German economy in ‘choppy waters’, as growth forecast slashed to 1.2%
The German Ministry of Economic Affairs has slashed its forecast of growth this year to 1.2 percent, which is mounting evidence that Europe’s biggest economy is losing steam.

The numbers released Tuesday are a significant downward revision from the 1.8 percent growth expected earlier in the year. Growth for 2015 was also revised down to 1.3 percent from 2 percent, the ministry said.

"The German economy is in choppy waters concerning foreign trade," Sigmar Gabriel, Minister for Economics and Energy, said in a statement. Better growth will largely depend on international factors improving, he added.

The continuing standoff with Russia over Ukraine that turned into a so-called ‘sanctions war’ with the West is eroding growth everywhere, the ministry statement said.

The GDP report was released on the same day as the closely watched ZEW economic sentiment survey showed that businesses in the country are growing more pessimistic about the future.

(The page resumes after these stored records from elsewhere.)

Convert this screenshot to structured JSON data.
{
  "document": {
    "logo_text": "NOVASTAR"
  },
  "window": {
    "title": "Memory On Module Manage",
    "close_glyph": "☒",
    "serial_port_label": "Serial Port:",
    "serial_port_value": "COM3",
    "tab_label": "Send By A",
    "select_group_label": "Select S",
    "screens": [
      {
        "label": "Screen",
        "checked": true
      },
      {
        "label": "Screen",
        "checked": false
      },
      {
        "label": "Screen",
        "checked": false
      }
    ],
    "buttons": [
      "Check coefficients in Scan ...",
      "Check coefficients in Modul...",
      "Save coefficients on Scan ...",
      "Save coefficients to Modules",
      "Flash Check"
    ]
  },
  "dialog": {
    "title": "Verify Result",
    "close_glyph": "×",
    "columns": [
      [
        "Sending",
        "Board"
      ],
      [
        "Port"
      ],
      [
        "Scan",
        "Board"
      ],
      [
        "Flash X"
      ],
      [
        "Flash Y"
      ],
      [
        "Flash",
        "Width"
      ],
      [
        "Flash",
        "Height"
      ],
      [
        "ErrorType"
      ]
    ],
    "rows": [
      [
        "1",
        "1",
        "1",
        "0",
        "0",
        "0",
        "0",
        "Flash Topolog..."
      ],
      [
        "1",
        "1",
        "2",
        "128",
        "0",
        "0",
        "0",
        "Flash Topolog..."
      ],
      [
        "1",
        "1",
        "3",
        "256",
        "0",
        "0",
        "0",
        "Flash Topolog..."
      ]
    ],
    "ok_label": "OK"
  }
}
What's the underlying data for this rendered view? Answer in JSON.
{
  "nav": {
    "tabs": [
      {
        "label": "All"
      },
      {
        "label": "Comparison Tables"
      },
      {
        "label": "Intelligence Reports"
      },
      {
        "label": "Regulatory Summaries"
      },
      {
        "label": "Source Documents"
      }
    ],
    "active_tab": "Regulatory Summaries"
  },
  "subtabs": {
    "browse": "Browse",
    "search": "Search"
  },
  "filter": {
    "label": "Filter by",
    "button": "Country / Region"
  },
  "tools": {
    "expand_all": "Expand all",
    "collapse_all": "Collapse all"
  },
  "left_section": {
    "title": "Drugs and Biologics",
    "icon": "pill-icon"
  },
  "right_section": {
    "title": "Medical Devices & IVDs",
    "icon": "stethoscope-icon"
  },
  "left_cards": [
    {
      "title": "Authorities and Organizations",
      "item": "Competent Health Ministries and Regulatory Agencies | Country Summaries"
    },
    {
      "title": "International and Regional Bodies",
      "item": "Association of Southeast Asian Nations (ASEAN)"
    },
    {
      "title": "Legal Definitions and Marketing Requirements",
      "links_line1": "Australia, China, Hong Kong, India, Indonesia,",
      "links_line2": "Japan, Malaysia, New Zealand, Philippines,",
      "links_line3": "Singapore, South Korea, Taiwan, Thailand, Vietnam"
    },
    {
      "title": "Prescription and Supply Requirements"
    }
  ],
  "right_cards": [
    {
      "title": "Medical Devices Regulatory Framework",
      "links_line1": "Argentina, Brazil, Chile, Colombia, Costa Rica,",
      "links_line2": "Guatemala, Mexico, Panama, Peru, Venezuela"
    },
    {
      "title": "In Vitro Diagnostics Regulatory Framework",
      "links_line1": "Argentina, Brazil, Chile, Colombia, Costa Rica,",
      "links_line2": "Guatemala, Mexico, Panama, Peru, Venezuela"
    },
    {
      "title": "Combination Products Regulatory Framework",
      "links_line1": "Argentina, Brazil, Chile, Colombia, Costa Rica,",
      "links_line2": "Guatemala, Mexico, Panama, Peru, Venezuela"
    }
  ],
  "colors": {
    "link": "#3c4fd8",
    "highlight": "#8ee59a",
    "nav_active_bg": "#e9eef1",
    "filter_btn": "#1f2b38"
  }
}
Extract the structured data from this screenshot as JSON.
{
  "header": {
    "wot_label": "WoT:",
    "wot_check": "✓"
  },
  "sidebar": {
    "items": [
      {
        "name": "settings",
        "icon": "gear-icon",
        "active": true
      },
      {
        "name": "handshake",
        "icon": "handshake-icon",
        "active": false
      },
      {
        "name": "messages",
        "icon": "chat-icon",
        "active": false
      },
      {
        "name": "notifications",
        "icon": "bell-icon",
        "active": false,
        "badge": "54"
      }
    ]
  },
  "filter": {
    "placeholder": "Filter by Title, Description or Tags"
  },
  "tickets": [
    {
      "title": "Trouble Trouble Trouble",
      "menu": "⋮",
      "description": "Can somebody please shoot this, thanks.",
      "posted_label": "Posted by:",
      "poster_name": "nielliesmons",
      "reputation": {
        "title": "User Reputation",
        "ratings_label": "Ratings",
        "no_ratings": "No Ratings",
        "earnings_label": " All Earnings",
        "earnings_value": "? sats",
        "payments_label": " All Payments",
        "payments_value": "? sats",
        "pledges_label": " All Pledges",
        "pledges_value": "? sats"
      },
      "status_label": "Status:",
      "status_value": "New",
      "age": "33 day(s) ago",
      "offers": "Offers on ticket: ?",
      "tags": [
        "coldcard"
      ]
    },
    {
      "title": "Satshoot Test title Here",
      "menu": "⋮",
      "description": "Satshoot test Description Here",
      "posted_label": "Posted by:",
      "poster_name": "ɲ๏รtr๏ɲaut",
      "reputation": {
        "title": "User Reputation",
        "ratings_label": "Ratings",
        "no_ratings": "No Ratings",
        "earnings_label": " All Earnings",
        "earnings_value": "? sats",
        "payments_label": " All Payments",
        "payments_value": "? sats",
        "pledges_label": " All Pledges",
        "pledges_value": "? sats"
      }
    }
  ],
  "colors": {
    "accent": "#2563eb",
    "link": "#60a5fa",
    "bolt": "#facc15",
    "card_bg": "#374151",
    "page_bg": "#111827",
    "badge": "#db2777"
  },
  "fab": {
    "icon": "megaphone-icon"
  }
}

The indicator turned negative in October, to minus 3.6, which is much weaker than the average forecast of 0.8 expected by the Wall Street Journal.

Sentiment in the survey over current conditions also dropped to 3.2, compared to 25.4 in September.

Last week a number of key German economic indicators, such as industrial production and exports, showed that the economy was heading towards contraction.

READ MORE: Powerhouse Germany gets own spoonful of austerity

The country’s leading economic think tanks also said they expect weaker growth in 2014 and next year, as both domestic demand is weakening and the EU is slowing. They said Germany is set to grow 1.3 percent this year and further slowdown to 1.2 percent in 2015.

Last week an International Monetary Fund report raised the likelihood of eurozone recession to almost 40 percent from just over 20 percent in April.